Now you can blame your fridge for getting you hacked


Now you can blame your fridge for getting you hacked

The Internet of Things — or the Internet of Shit, depending on how you view it — was supposed to bring us smarter devices to improve life, but as it turns out they may be the reason you wind up getting hacked.

At the annual DEFCON black hat event in Las Vegas, researchers at Pen Test Partners worked to attack a Samsung smart refrigerator and find vulnerabilities.

The fridge in question was a 2015 Samsung RF28HMELBSR smart fridge, which features a display on the door for showing calendar appointments and leaving notes among other “useful” features.

The security flaw the firm found was a big one: the fridge can be forced to leak secure communications stolen with relative ease.
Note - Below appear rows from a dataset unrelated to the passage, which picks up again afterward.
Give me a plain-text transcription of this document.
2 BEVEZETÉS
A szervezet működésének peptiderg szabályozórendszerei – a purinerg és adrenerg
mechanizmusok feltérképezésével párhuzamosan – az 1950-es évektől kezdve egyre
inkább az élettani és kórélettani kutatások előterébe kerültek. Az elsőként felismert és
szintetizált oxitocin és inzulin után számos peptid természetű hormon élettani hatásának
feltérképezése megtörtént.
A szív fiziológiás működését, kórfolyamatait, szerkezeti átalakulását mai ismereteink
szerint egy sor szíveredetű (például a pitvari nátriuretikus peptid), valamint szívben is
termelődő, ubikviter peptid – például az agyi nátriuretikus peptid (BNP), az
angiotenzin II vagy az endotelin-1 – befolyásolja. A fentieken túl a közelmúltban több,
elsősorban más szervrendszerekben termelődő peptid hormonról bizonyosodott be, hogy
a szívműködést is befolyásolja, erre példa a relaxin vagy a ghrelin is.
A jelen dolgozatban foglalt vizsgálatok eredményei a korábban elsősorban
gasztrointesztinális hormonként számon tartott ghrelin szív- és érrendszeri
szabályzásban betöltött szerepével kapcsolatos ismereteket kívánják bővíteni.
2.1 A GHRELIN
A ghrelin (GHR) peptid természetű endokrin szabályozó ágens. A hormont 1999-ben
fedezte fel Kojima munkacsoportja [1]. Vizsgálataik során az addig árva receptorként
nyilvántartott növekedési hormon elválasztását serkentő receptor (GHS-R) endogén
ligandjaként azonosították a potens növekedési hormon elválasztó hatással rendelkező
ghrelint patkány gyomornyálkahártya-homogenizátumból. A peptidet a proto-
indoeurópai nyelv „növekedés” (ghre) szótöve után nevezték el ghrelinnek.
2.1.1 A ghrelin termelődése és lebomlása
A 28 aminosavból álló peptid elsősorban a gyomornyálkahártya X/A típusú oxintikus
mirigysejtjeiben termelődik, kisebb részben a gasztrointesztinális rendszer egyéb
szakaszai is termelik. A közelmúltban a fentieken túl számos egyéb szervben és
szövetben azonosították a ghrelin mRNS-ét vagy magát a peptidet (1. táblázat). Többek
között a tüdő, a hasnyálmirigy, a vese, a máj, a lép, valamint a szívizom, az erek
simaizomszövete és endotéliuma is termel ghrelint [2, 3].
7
Writing in a post on the Pen Test Partners blogthe team said the fridge implements SSL, but fails to verify if security certificates are valid or not.

That means attackers can use a man-in-the-middle (MITM) attack to steal data, such as passwords and session tokens from the fridge. And because it integrates with Google Calendar, the team says it’d be trivial to expose a user’s Gmail credentials… by attacking a fridge.

Perhaps that’s why Apple is spending a lot of time securing HomeKit before it’s made widely available.

At least when someone asks how your accounts got hacked in the future, you’ll be able to tell them it’s your refrigerator’s fault, not yours.